For many, dry powder is an important psychological tool for sleeping well at night. Or, as Bogle might put it, it can protect against expenses and emotions. Preparing for volatile times by fortifying a reliable structure helps to prevent your nest egg from cracking when the world shakes.

Bogle Quote #3

“The greatest enemy of a good plan is the dream of a perfect plan. Stick to the good plan.”

Some future retirees worry so much about selecting the wrong plan that they never get around to picking one at all. Listen to John Bogle and accept that no plan is perfect. Adjustments can always be made later, so just get started.

There’s a common adage that it’s better to be lucky than good. Unfortunately, luck doesn’t last as long as your retirement savings need to. So, stop searching for the ancient alchemy or secret potion. There are multiple paths to accumulating wealth, but none are shortcuts. While time, patience, and planning may not sound sexy, the financially secure, happy retirement they could create sure does.

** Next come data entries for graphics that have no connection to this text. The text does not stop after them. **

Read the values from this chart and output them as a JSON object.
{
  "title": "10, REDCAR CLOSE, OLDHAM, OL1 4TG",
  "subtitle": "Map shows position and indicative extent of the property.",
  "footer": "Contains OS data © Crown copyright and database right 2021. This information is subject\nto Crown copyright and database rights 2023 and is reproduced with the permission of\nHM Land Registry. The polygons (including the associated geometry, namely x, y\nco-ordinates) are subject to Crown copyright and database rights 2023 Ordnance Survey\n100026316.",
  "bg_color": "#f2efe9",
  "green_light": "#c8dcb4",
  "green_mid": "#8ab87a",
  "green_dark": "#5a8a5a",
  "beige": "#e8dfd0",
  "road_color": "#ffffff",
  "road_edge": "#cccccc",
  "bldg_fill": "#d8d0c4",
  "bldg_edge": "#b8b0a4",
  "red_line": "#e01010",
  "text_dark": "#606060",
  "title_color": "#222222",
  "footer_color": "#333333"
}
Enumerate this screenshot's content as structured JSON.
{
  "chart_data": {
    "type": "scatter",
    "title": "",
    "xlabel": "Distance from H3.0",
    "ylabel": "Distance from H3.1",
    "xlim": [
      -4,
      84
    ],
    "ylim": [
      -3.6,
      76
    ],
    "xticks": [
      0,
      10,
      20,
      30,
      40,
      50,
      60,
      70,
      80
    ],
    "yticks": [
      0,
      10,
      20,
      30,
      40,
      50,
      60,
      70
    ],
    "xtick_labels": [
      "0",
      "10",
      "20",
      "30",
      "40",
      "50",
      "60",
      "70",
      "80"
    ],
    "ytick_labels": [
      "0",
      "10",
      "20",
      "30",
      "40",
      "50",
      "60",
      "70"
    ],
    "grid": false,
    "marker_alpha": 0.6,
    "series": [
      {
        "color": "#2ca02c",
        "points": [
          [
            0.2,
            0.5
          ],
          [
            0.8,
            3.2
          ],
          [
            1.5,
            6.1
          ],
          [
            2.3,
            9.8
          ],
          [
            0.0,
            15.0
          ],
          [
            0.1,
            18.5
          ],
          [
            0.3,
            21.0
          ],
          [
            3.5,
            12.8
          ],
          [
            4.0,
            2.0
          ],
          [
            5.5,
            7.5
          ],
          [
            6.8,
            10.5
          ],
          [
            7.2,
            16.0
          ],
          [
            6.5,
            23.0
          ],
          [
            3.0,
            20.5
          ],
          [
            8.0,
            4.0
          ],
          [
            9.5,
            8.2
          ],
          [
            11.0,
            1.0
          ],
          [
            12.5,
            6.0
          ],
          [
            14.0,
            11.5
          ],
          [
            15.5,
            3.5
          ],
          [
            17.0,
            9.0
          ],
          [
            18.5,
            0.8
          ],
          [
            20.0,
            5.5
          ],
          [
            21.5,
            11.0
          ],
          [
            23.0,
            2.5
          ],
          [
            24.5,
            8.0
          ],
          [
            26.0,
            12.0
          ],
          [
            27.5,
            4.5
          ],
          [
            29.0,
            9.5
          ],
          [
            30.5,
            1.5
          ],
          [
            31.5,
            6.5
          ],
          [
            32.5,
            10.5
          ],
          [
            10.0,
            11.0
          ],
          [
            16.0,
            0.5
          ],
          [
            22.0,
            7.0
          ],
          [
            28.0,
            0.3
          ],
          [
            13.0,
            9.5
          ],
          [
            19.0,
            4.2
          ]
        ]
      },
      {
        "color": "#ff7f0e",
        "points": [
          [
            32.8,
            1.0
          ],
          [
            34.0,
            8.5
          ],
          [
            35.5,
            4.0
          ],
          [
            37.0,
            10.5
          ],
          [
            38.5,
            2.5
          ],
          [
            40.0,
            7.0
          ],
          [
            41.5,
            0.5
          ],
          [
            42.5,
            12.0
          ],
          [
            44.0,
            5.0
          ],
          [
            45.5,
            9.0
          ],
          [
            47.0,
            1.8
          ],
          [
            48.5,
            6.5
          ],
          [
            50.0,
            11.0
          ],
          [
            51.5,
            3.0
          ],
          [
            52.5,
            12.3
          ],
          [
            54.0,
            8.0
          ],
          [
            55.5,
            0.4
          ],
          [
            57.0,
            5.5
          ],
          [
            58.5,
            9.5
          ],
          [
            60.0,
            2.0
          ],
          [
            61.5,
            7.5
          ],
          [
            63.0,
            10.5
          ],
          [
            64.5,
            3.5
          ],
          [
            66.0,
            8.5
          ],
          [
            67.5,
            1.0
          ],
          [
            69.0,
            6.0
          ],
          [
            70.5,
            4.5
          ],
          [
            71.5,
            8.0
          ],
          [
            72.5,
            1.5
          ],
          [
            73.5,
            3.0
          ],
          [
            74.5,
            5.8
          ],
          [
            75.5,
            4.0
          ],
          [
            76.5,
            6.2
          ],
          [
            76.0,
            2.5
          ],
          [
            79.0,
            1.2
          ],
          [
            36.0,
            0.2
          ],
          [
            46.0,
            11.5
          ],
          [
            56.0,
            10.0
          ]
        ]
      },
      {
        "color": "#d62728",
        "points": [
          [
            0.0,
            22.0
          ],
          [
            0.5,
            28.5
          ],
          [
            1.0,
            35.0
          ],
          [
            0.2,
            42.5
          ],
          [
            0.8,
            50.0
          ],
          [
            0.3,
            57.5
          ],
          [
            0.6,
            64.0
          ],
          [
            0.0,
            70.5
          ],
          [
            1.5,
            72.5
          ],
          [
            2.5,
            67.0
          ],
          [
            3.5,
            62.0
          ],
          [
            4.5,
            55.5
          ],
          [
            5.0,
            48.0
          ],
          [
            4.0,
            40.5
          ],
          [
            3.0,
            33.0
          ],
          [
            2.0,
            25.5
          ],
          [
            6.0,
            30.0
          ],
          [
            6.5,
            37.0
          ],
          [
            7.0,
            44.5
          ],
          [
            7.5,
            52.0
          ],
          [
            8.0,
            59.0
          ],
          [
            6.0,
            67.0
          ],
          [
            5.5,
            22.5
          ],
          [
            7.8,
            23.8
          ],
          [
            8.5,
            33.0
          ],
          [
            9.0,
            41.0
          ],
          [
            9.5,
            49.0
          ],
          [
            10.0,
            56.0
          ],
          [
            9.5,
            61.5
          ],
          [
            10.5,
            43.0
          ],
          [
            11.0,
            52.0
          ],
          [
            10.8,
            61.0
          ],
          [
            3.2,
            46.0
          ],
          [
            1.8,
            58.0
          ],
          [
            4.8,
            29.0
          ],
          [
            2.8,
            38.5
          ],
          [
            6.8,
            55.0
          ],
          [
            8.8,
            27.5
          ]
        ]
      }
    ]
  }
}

You may prefer to draw your own blueprint. Here’s a link to an interactive financial planner that pairs happy retirees’ lifestyle habits with the financial benchmarks to potentially fund them. A financial advisor can also help you formulate your portfolio allocation and budget strategy based on future spending goals, inflation protection, risk tolerance, and probabilities of financial success. All it takes is some personal reflection and a little research to find the right fit.

Bottom Line

John Bogle’s idea helped limit Wall Street’s control over making money from American workers’ hard-earned productivity. Future retirees willing to practice the disciplined patience it takes to allow their money to outpace inflation over time increase their probability of accumulating wealth sufficient to fund their needs, wants, and desires throughout their golden years.

John Bogle reinvented the wheel, but his teachings are valuable reminders that you don’t have to. Design a slow and steady retirement plan, and let that wheel’s momentum carry you to a happy retirement.